Alukoffer Pegar Brabus Beispiel2 300x188 - Sponsored ContentGleichermaßen wichtig für positive Produkterfahrungen ist die Verpackung. Werden beispielsweise USB-Sticks, Kugelschreiber oder Ähnliches in einer dünnen Plastikhülle verschenkt, ist der Einfluss auf das Qualitätsempfinden weniger ausgeprägt, als bei einer soliden Box aus stabilem Karton. Für Musterkoffer, die unter anderem im Vertrieb zu verkaufsfördernden Zwecken eingesetzt werden, gelten die gleichen Anforderungen. Sie müssen ein Höchstmaß an Qualität mit sich bringen, um die hohen Erwartungen zu erfüllen und die darin platzierten Werbemittel bestmöglich in Szene zu setzen.
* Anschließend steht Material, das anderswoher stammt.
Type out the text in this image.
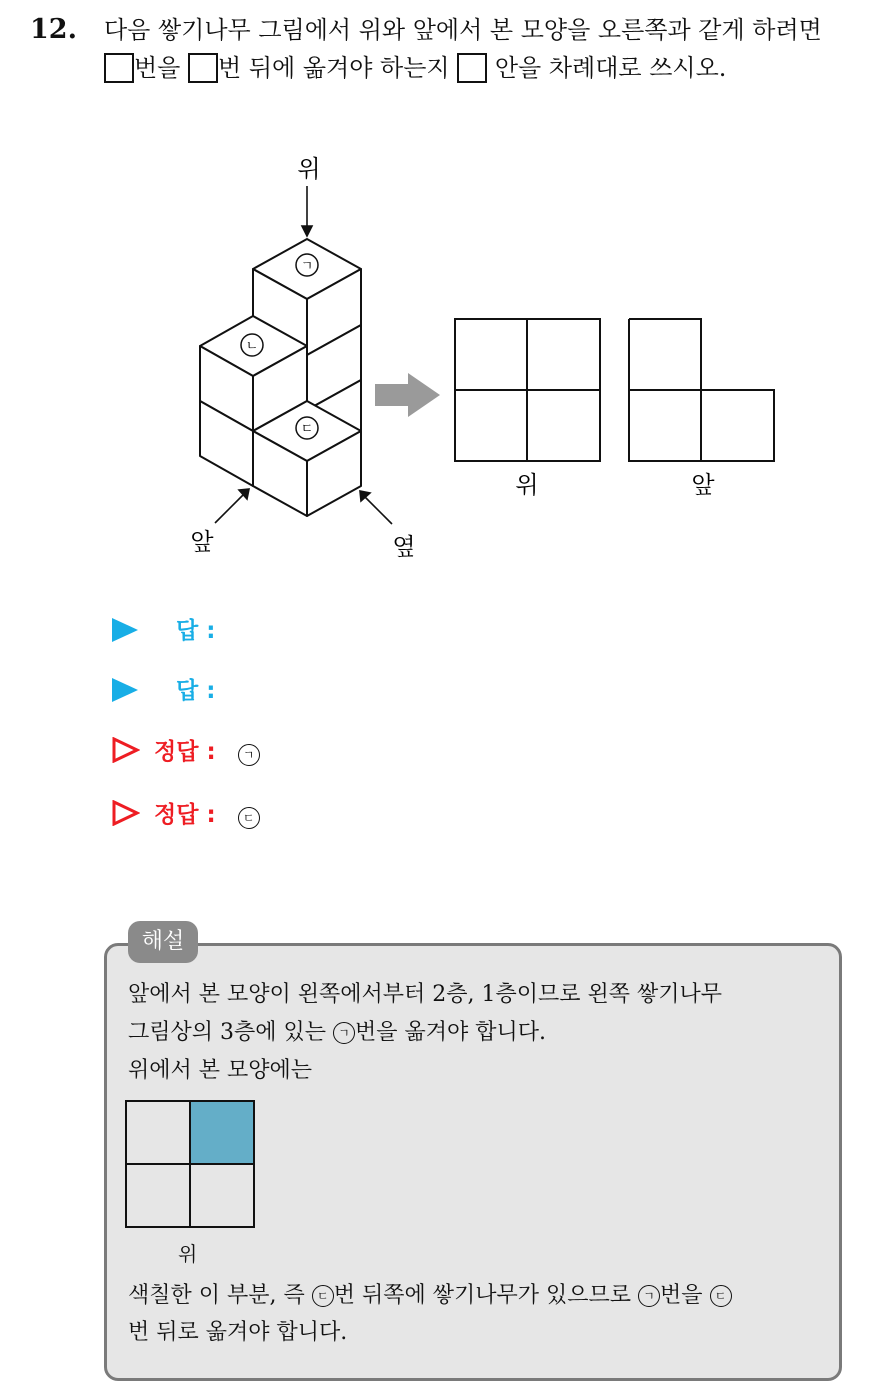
12. 다음 쌓기나무 그림에서 위와 앞에서 본 모양을 오른쪽과 같게 하려면
번을 번 뒤에 옮겨야 하는지 안을 차례대로 쓰시오.
ㄱ
ㄴ
ㄷ
위
앞	옆
위	앞
답 :
답 :
정답 : ㄱ
정답 : ㄷ
해설
앞에서 본 모양이 왼쪽에서부터 2층, 1층이므로 왼쪽 쌓기나무
그림상의 3층에 있는 ㄱ 번을 옮겨야 합니다.
위에서 본 모양에는
위
색칠한 이 부분, 즉 ㄷ 번 뒤쪽에 쌓기나무가 있으므로 ㄱ 번을 ㄷ
번 뒤로 옮겨야 합니다.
Der Anspruch an Funktionalität darf dabei jedoch nicht vernachlässigt werden. Ein Blick auf das Angebot der deutschen Manufaktur für Aluminiumkoffer KKC Cases verdeutlicht, wie individuell sich Präsentationskoffer inzwischen gestalten lassen. Das Unternehmen hat bereits Koffer für Marken wie Jägermeister, Toshiba und Bosch realisiert. Während Aluminium Stabilität gewährleistet und das Branding den Wiedererkennungswert steigert, fördert eine durchdachte Innenraumausstattung, wie Schaumstoffeinsätze, integrierte Displays oder Tableau-Auszüge, aktive Verkaufsgespräche. Für einen positiven Gesamteindruck müssen alle Elemente, vom Werbeträger bis zum Verpackungsmaterial, gekonnt auf das Corporate Design abgestimmt werden.

Kreativität und Nachhaltigkeit gefragter denn je

Originelle Ideen sind ebenso ausschlaggebend, um potenzielle Kunden für sich zu gewinnen. Langweiliges Zubehör, das durch jahrelange Verwendung an Reiz verloren hat, verfehlt seine Wirkung. Daran kann auch die Qualität nichts ändern. Beispiel: Eine Versicherung verschenkt an Messebesucher robuste Regenschirme, weil sie aufgrund ihres Schutzeffekts thematisch optimal zur Branche passen. Die Grundidee ist gut, um Interessenten aber dauerhaft für sich zu gewinnen, braucht es mehr.

Raffinierte Extras wie ein Logo, das beim Kontakt mit Regen die Farbe ändert oder eine Innenseite mit außergewöhnlichen Motiven, sorgt für Abgrenzung von der Masse. Außerdem müssen Betriebe zunehmend das Thema Nachhaltigkeit in die Auswahl einbeziehen. Viele Konsumenten erwarten umweltfreundliche Alternativen und lehnen Produkte mit schlechter Ökobilanz bewusst ab.